Volume of a solid of revolution

[jason177]

Homework Statement

Find the volume of the solid that results when the region bounded by the curves y=16-x$$^{2}$$ and y=16-4x is revolved around x=8.

If you could show me how to do it with both the shell method and washer method it would be greatly appreciated.

Homework Equations

The Attempt at a Solution

When trying the shell method i tried to shift the graph to the left 8 units and then revolving it about the y-axis and got:
y=16-(x+8)$$^{2}$$ and y = 16-4(x+8) which gave me


2$$\pi$$*$$\int^{-4}_{-8}$$x(16-(x+8)$$^{2}$$ - (16-4(x+8))) dx

and that gave me a negative answer so I know that can't be right

 

[Mark44]

I would suggest working with the graphs as they are. Your way could work, but seems prone to errors that might not otherwise occur, and doesn't really simplify things that I can see.

If you use washers you will need to solve each of your equations for x in terms of y. The volume of a typical volume element is
pi(R^2 - r^2)dy

For R, the larger radius, measure from the vertical line to the x value on the slanted line. For r, the smaller radius, measure from the vertical line to the x value on the parabola.
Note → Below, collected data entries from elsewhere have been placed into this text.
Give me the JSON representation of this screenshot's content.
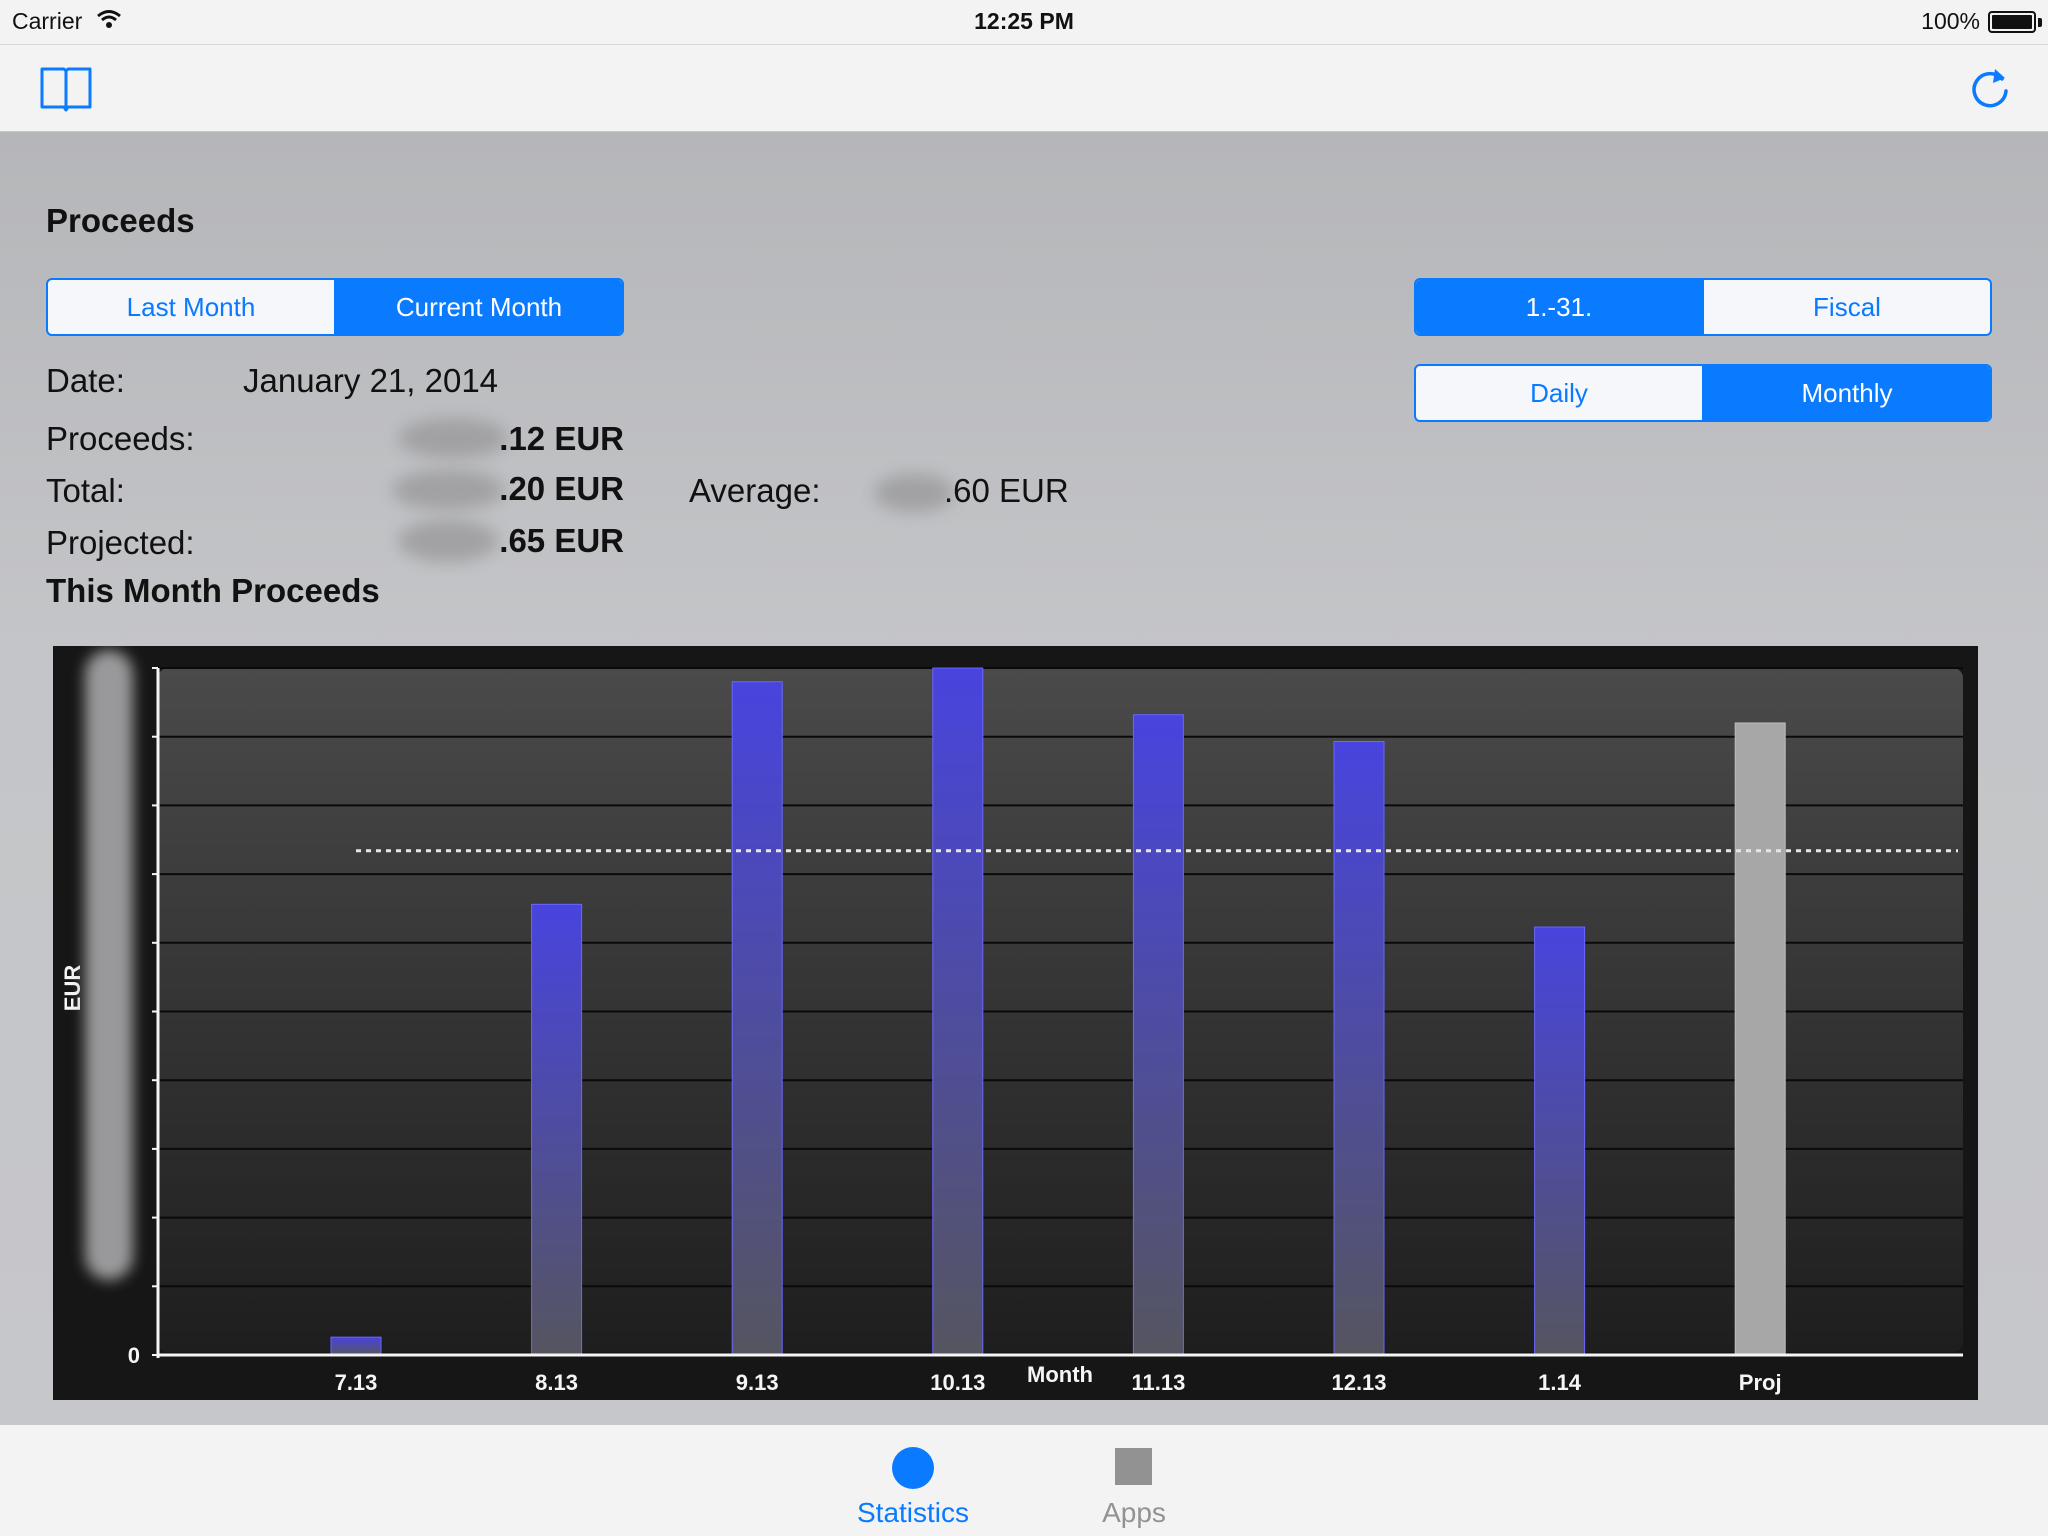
{
  "status_bar": {
    "carrier": "Carrier",
    "time": "12:25 PM",
    "battery": "100%"
  },
  "nav": {
    "left_icon": "book-icon",
    "right_icon": "refresh-icon"
  },
  "proceeds": {
    "title": "Proceeds",
    "period_segment": {
      "items": [
        "Last Month",
        "Current Month"
      ],
      "selected": 1
    },
    "range_segment": {
      "items": [
        "1.-31.",
        "Fiscal"
      ],
      "selected": 0
    },
    "granularity_segment": {
      "items": [
        "Daily",
        "Monthly"
      ],
      "selected": 1
    },
    "date_label": "Date:",
    "date_value": "January 21, 2014",
    "proceeds_label": "Proceeds:",
    "proceeds_value": ".12 EUR",
    "total_label": "Total:",
    "total_value": ".20 EUR",
    "average_label": "Average:",
    "average_value": ".60 EUR",
    "projected_label": "Projected:",
    "projected_value": ".65 EUR"
  },
  "chart_title": "This Month Proceeds",
  "chart_data": {
    "type": "bar",
    "categories": [
      "7.13",
      "8.13",
      "9.13",
      "10.13",
      "11.13",
      "12.13",
      "1.14",
      "Proj"
    ],
    "values": [
      2.6,
      65.6,
      98,
      100,
      93.2,
      89.3,
      62.3,
      92
    ],
    "bar_colors": [
      "#4844d8",
      "#4844d8",
      "#4844d8",
      "#4844d8",
      "#4844d8",
      "#4844d8",
      "#4844d8",
      "#a7a7a7"
    ],
    "xlabel": "Month",
    "ylabel": "EUR",
    "ylim": [
      0,
      100
    ],
    "average_line": 73.4,
    "y_tick_labels_visible": [
      "0"
    ],
    "grid": true,
    "gridline_count": 10
  },
  "tabs": [
    {
      "label": "Statistics",
      "icon": "circle-icon",
      "active": true,
      "color": "#0a7aff"
    },
    {
      "label": "Apps",
      "icon": "square-icon",
      "active": false,
      "color": "#929292"
    }
  ]
}
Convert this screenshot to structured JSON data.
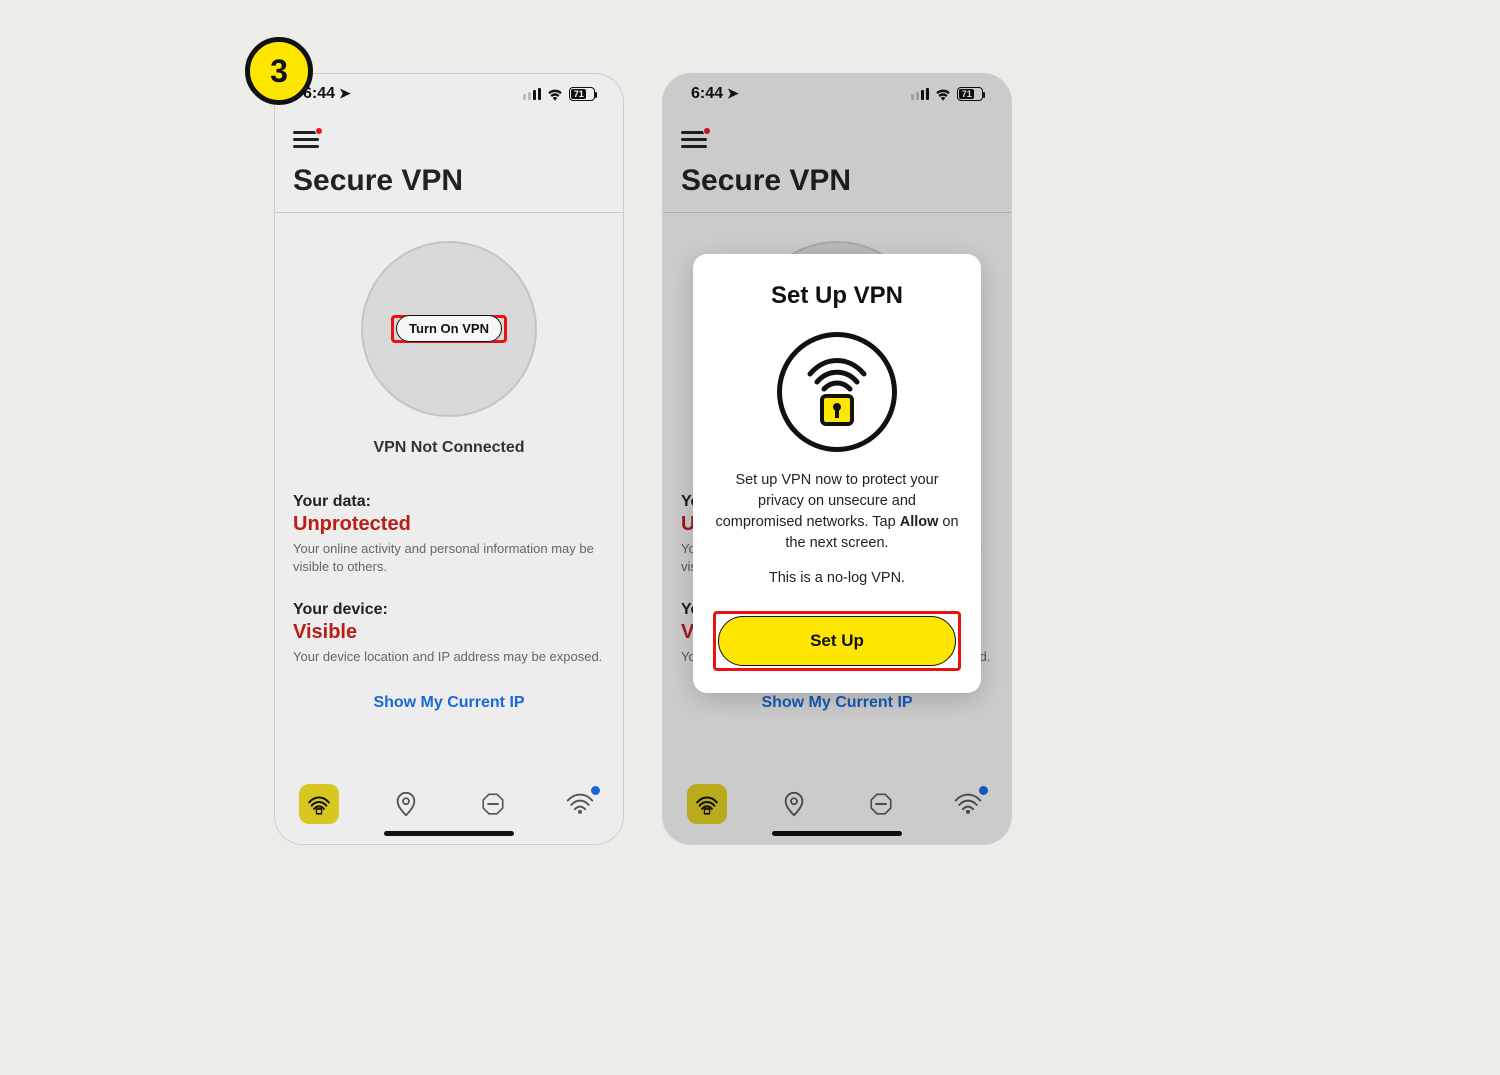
{
  "step_number": "3",
  "statusbar": {
    "time": "6:44",
    "battery": "71"
  },
  "page_title": "Secure VPN",
  "turn_on_label": "Turn On VPN",
  "vpn_status": "VPN Not Connected",
  "data_block": {
    "label": "Your data:",
    "value": "Unprotected",
    "desc": "Your online activity and personal information may be visible to others."
  },
  "device_block": {
    "label": "Your device:",
    "value": "Visible",
    "desc": "Your device location and IP address may be exposed."
  },
  "show_ip": "Show My Current IP",
  "modal": {
    "title": "Set Up VPN",
    "body_pre": "Set up VPN now to protect your privacy on unsecure and compromised networks. Tap ",
    "body_allow": "Allow",
    "body_post": " on the next screen.",
    "noline": "This is a no-log VPN.",
    "button": "Set Up"
  }
}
For example, R = 8 - <x value on slanted line>. And similar for r, the smaller radius. Since R > r, then R^2 > r^2, so you'll get a positive value for V.

Using shells, the volume of the typical volume element is
2*pi*R*(y val on parabola - y val on slanted line)*dx. R is the radius of the shell, measured from the line x = 8. If you measure it the right way you should get a positive value for V.